Cette parole si rare de femmes en migration a été recueillie à bord de l’Aquarius entre 2016 et 2018 puis de l’Ocean Viking à partir de 2019. Durant cette parenthèse en mer, elles livrent leur histoire, parfois avec beaucoup d’émotion, et confient à d’autres femmes – celles qui composent nos équipes à bord – leurs plus grands secrets, leurs peurs, mais aussi leur espoir d’une vie meilleure.

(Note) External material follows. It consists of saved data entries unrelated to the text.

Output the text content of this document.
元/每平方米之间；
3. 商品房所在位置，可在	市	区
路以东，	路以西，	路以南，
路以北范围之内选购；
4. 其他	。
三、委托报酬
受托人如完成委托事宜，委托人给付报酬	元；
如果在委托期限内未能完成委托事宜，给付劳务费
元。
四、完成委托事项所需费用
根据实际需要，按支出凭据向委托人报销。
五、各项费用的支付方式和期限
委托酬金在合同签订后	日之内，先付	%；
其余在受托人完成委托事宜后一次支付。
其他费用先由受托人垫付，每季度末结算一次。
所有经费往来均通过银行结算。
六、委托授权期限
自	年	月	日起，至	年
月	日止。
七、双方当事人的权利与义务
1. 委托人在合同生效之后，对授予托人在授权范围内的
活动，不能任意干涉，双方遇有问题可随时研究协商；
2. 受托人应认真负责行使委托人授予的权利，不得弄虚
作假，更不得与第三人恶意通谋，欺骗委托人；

Le recueil de témoignages à bord de nos navires se fait le plus souvent par les chargées de communication, mais aussi par d’autres membres de l’équipe de sauvetage, de soins ou parfois par des journalistes. Les femmes rescapées se confient beaucoup plus aisément aux membres féminins de l’équipe, qui ont accès au « women’s shelter » (refuge des femmes) qui leur est réservé, à elles et aux jeunes enfants. C’est grâce à elles que régulièrement, vous pouvez lire leurs témoignages dans notre journal de bord.

 

 « J’ai décidé de réessayer. Je ne pouvais pas supporter de voir mon fils vivre une vie sans espoir. J’ai rassemblé tout le courage que je pouvais, et nous sommes reparti.e.s. Il faisait nuit, les vagues étaient hautes, j’avais le mal de mer. Mais cette fois, vous êtes apparu.e.s, et dès la première seconde, j’ai su que vous n’étiez pas les Libyens. Vous nous avez parlé avec respect et calme. » raconte Maha*, une Syrienne de 48 ans. 

À la veille du 8 mars, journée internationale pour les droits des femmes, SOS MEDITERRANEE souhaite rendre hommage à ces femmes rescapées, dont la vaillance et la puissance nous apportent une leçon de courage et d’humanité.

 

* Les noms ont été changés pour protéger l’anonymat des femmes qui témoignent. Les photos sont des images d’illustration et ne correspondent pas aux rescapées citées.